I believe that in such a scenario as the one described here where there is very little information provided regarding the patient’s past medical history and the source of the gastrointestinal bleed is unknown, it is not unreasonable to administer octreotide. It has a relatively quick onset of action (less than 30 minutes) and it is relatively easy to administer. Be sure to follow the IV bolus of octreotide with an IV infusion at a rate of 50 mcg/hr.

1. Imperiale TF, Birgisson S. Somatostatin or octreotide compared with H2 antagonistsand placebo in the management of acute nonvariceal upper gastrointestinal hemorrhage: a meta-analysis. Ann Intern Med 1997; 127:1062-1071. [PMID: 9412308]
2. Jenkins SA, Shields R, Davies M, et al. A multicentre randomised trial comparing octreotide and injection sclerotherapy in the management and outcome of acute variceal haemorrhage. Gut 1997; 41:526-533. [PMID: 9391254]


5 thoughts on “Managing A Bloody Mess: Octreotide for Undifferentiated Gastrointestinal Bleed

  1. A timely post to try and answer a clinical question we had this past week. Here's my followup- With undifferentiated UGI bleed, what's the head to head utility of pantoprozole IV vs octreotide? In other words, there is limited or negative data only for both. My uneducated gist is that pantoprozole DOESN'T seem to work, while octreotide, DOES. So mostly GI only asks for the former, unlike your case scenario above. Thoughts?
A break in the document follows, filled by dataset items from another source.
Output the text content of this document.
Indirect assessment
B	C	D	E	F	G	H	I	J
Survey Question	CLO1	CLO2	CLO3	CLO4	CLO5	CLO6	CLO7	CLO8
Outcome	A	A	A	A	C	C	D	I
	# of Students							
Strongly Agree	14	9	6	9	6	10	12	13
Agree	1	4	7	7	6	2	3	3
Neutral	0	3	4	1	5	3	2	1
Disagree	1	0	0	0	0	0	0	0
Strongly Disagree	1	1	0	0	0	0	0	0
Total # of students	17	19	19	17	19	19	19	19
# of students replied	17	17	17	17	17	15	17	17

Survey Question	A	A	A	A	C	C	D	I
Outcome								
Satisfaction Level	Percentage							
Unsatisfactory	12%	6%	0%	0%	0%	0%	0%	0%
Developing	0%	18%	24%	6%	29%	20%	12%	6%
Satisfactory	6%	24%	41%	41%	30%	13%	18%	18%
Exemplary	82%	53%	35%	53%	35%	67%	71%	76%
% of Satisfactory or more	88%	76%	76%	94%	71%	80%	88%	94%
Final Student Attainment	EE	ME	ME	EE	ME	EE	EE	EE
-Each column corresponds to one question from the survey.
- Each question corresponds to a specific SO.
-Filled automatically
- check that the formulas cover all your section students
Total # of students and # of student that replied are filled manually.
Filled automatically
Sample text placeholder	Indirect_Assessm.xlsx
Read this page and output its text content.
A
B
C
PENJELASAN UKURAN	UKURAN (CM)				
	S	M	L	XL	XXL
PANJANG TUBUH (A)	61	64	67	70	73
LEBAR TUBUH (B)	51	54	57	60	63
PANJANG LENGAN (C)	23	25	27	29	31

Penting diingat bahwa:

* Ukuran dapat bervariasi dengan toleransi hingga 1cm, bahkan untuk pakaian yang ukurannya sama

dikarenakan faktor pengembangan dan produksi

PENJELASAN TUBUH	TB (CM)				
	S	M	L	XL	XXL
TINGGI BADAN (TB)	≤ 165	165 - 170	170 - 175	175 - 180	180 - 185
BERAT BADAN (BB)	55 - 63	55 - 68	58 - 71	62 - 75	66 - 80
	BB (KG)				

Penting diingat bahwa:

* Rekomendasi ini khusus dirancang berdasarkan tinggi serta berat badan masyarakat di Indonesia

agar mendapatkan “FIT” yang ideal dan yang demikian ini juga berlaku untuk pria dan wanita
  2. There was one head-to-head prospective, randomized, placebo-controlled study that compared the effects of somatostatin versus pantoprazole in inhibiting gastric acid secretion in the setting of peptic ulcer bleed. Both agents were given over the course of 24 hours. Baseline gastric pH of patients with endoscopic stage IIc and III peptic ulcer bleed was compared to gastric pH during infusion. Both somatostatin and pantoprazole managed to maintain gastric pH at a level greater than 4.0. However, during the first half of the treatment (12 hours), somatostatin was more effective in maintaining a gastric pH between 4.0 and 5.4 than pantoprazole. [PMID: 16036503]There have not been any head-to-head studies conducted that I was able to find that have looked at the clinical utility of IV pantoprazole versus octreotide in undifferentiated GI bleed. It would be interesting to see the results should such a study be performed, especially since we have such a study as described above to justify comparing the effects and clinical outcomes associated with these two agents in the setting of gastrointestinal bleed of unknown origin.I do want to emphasize that octreotide is most effective when used as adjunct therapy in the setting of endoscopic sclerotherapy to prevent rebleeding.Thank you for your feedback.


  3. Just curious, as to exactly how the octreotide 50mcg IV bolus is administered? Is it just IVP over 3 minutes (undiluted) as drug references state? Have you observed any bradycardia from bolus dosing? How nursing protocol has the bolus to be given over 10 minutes via IVPB similar to amiodarone 150mg IV bolus. Any insight is greatly appreciated. Thank you.


  4. Thank you for your question. We usually have the nurses push the undiluted bolus dose over 3 minutes. We do not typically infuse the bolus as an IV piggyback over an extended period of time. I personally have not observed bradycardia from the bolus dose. In doing a quick review of the literature, it seems that the bradycardia associated with octreotide is dose-related and typically occurs with bolus doses greater than 100 mcg (though, that is not to say that it never occurs with doses less than 100 mcg). I do not think it would be unreasonable to administer via IV piggyback over an extended period of time, especially in the patient who is already hemodynamically unstable.